Görmeye değerdi gerçekten. İnsanlar fuar alanından çıkarken valizleri -evet yanlış duymadınız- valizleri kitaplarla doluydu. Kimi çekçekli valizini sürüklüyor, kimi de kolunda taşımaktan yorulmuş ama yüzündeki gülümseme hiç eksilmemişti.
Öyle bir manzaraydı ki bu, insanın içini ısıtıyordu. Sanki her biri altın değerinde hazineler taşıyordu. Kimi çocuklar için masal kitabı seçmiş, kimi edebiyat tutkunu dostlarına özenle seçilmiş romanlar...
Kitap Aşkı Gözlerinden Okunuyordu
Fuarda dolaşırken insanların gözlerindeki o ışıltıyı görmeliydiniz. Her biri farklı bir dünyanın kapısını aralıyordu adeta. Şu sıralar en çok hangi türler rağbet görüyor derseniz, işte size birkaç gözlem:
- Polisiye romanlar her zaman olduğu gibi tahtını koruyor
- Kişisel gelişim kitapları gençler arasında oldukça popüler
- Tarihi romanlar her yaştan okuyucuyu kendine çekiyor
- Çocuk kitapları rengarenk kapaklarıyla fuarın neşesi
Bir beyefendiyle sohbet etme fırsatım oldu -"Yıllık stokumu yapıyorum" diyordu gülümseyerek. "Bu fuarlar benim için bir bayram. Bir sonraki fuara kadar okuyacak malzememi topluyorum."
Neden Bu Kadar Çok Kitap?
Aslında bunun basit bir açıklaması var: İndirimler. Evet, fuar dönemlerindeki cazip fiyatlar okurları adeta cezbediyor. Ama sadece bu değil tabii. O atmosfer, o kitap kokusu, yazarlarla tanışma fırsatı... Tüm bunlar bir araya gelince insan kendini tutamıyor.

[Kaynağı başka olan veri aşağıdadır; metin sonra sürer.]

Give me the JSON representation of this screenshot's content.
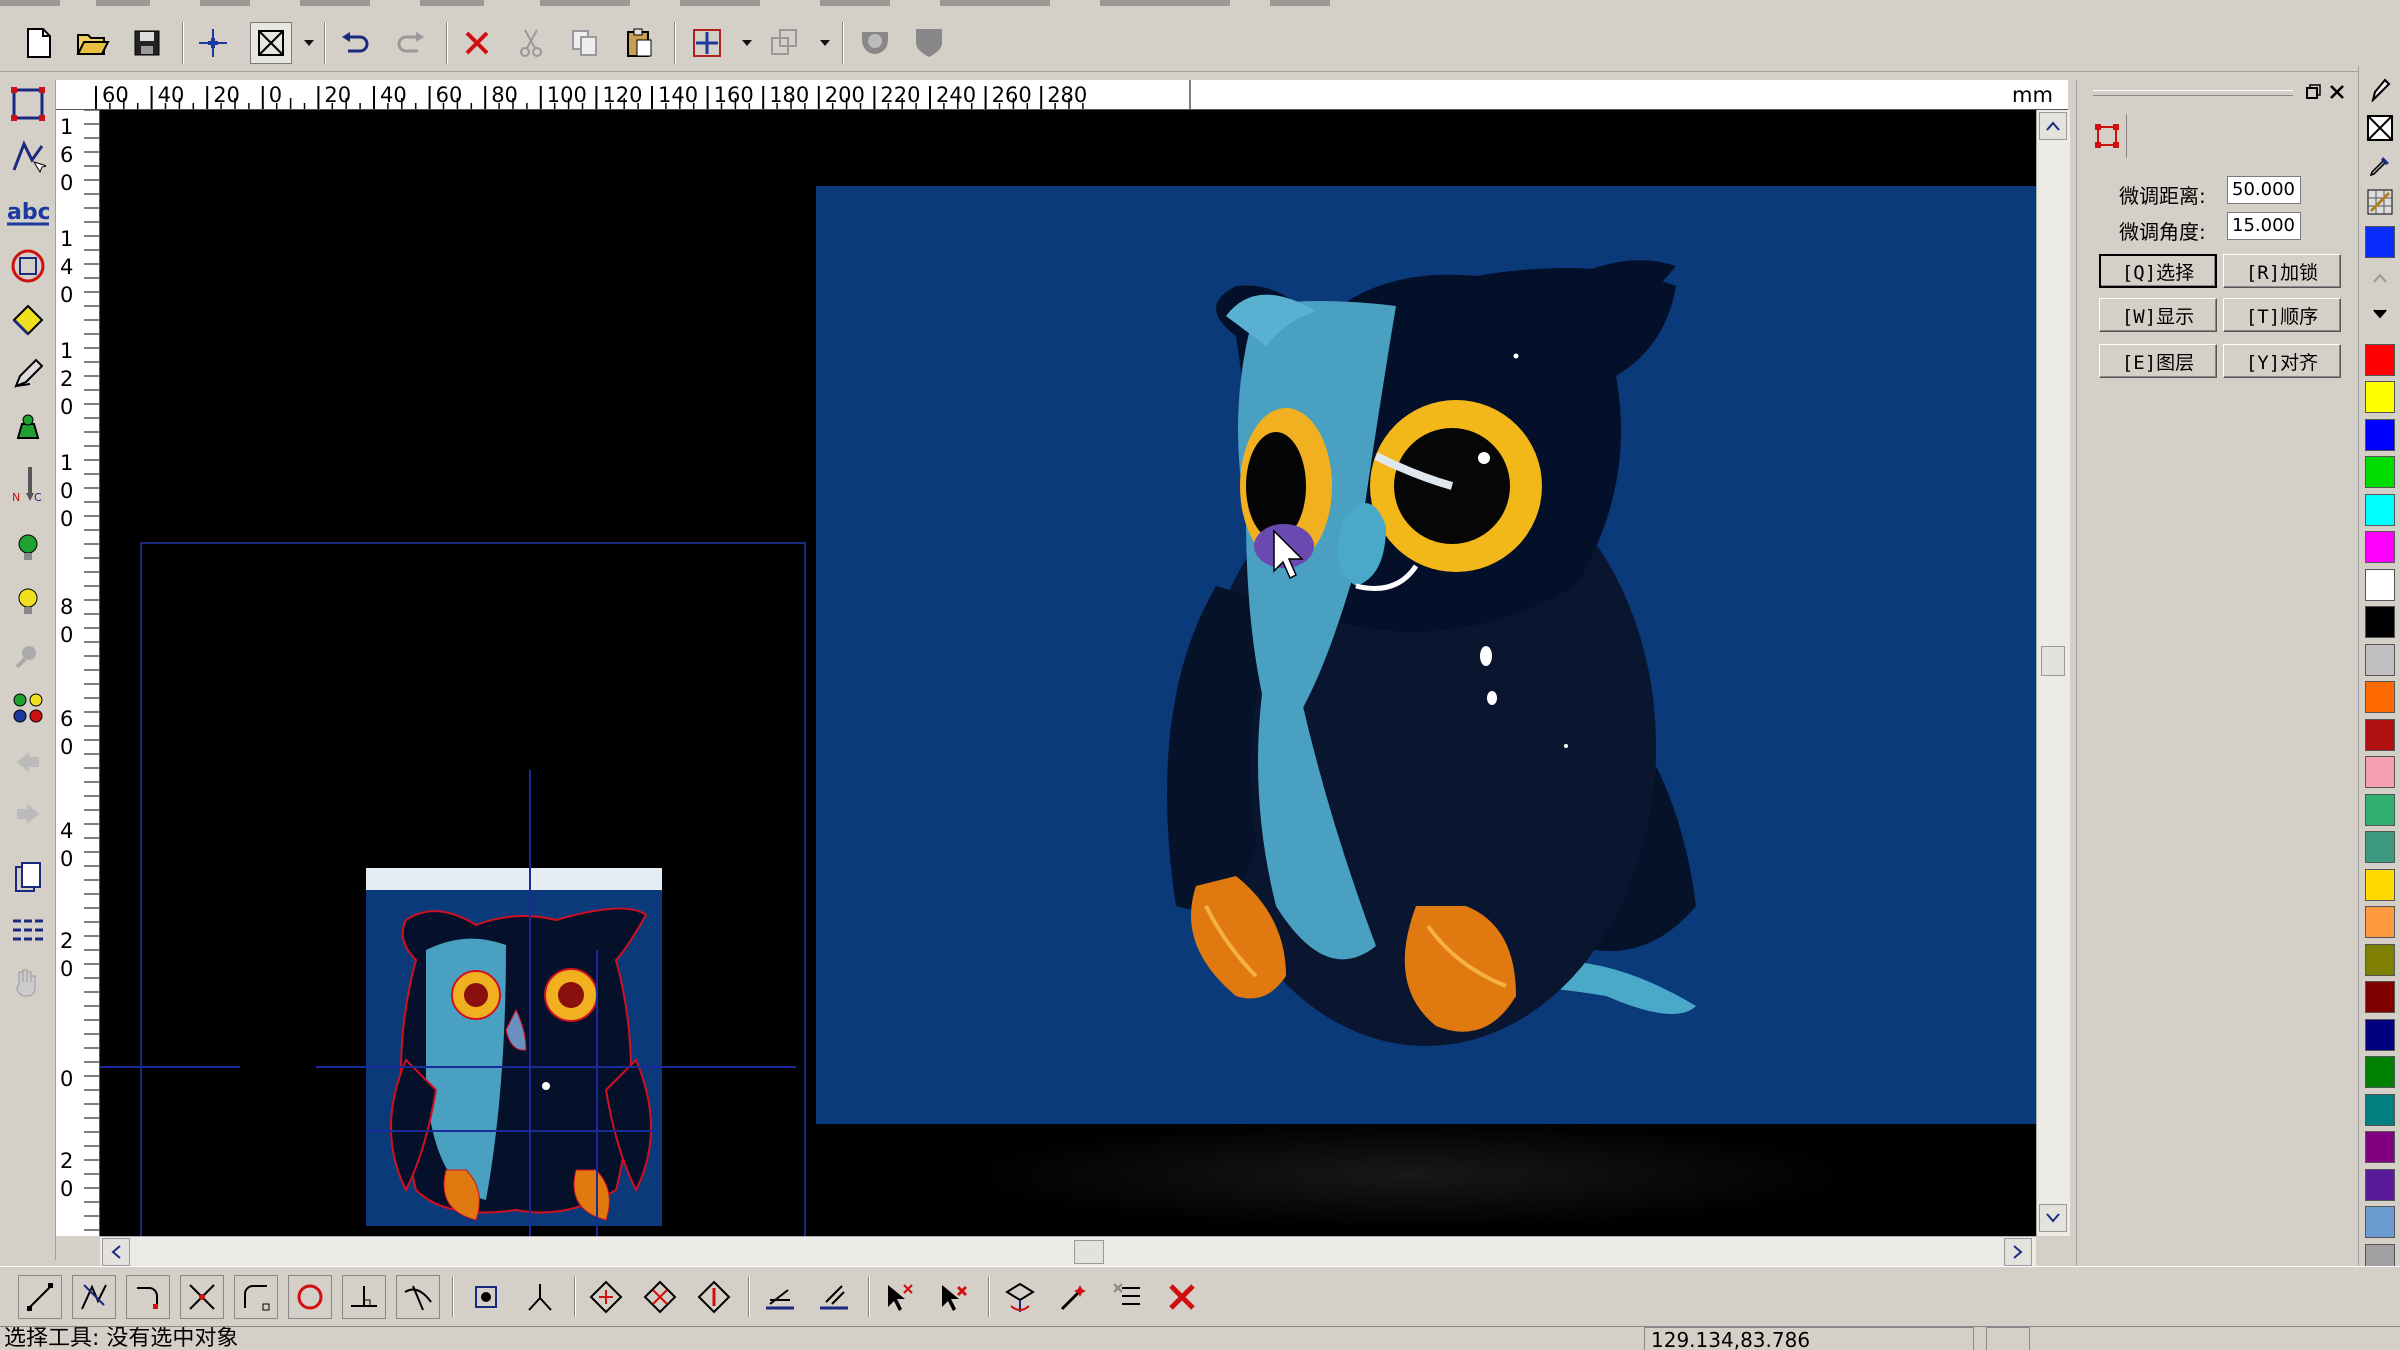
{
  "ruler": {
    "unit": "mm",
    "top_labels": [
      "60",
      "40",
      "20",
      "0",
      "20",
      "40",
      "60",
      "80",
      "100",
      "120",
      "140",
      "160",
      "180",
      "200",
      "220",
      "240",
      "260",
      "280"
    ],
    "left_labels": [
      "1",
      "6",
      "0",
      "1",
      "4",
      "0",
      "1",
      "2",
      "0",
      "1",
      "0",
      "0",
      "8",
      "0",
      "6",
      "0",
      "4",
      "0",
      "2",
      "0",
      "0",
      "2",
      "0"
    ]
  },
  "properties_panel": {
    "nudge_distance_label": "微调距离:",
    "nudge_distance_value": "50.000",
    "nudge_angle_label": "微调角度:",
    "nudge_angle_value": "15.000",
    "buttons": [
      {
        "label": "[Q]选择",
        "active": true
      },
      {
        "label": "[R]加锁",
        "active": false
      },
      {
        "label": "[W]显示",
        "active": false
      },
      {
        "label": "[T]顺序",
        "active": false
      },
      {
        "label": "[E]图层",
        "active": false
      },
      {
        "label": "[Y]对齐",
        "active": false
      }
    ]
  },
  "palette": {
    "colors": [
      "#0a2cff",
      "#ff0000",
      "#ffff00",
      "#0000ff",
      "#00dd00",
      "#00ffff",
      "#ff00ff",
      "#ffffff",
      "#000000",
      "#c0c0c0",
      "#ff6a00",
      "#b01010",
      "#f4a0b0",
      "#30b070",
      "#3c9a80",
      "#ffd800",
      "#ff9a40",
      "#808000",
      "#800000",
      "#000080",
      "#008000",
      "#008080",
      "#800080",
      "#5a1a9a",
      "#6a9ad0",
      "#a0a0a0"
    ]
  },
  "status": {
    "message": "选择工具: 没有选中对象",
    "coordinates": "129.134,83.786"
  }
}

Genç bir üniversiteli kızın söyledikleri ise oldukça düşündürücüydü: "Sosyal medyada kaybolmuşken, kitaplar bana gerçek dünyanın kapılarını aralıyor."
Fuardan çıkarken şunu düşünmeden edemedim: Belki de teknoloji ne kadar ilerlerse ilerlesin, kitap sayfalarını çevirmenin, o kağıt kokusunun verdiği haz asla digitalleşemeyecek.
Bir sonraki fuarı iple çekiyoruz -hem de ne heyecanla!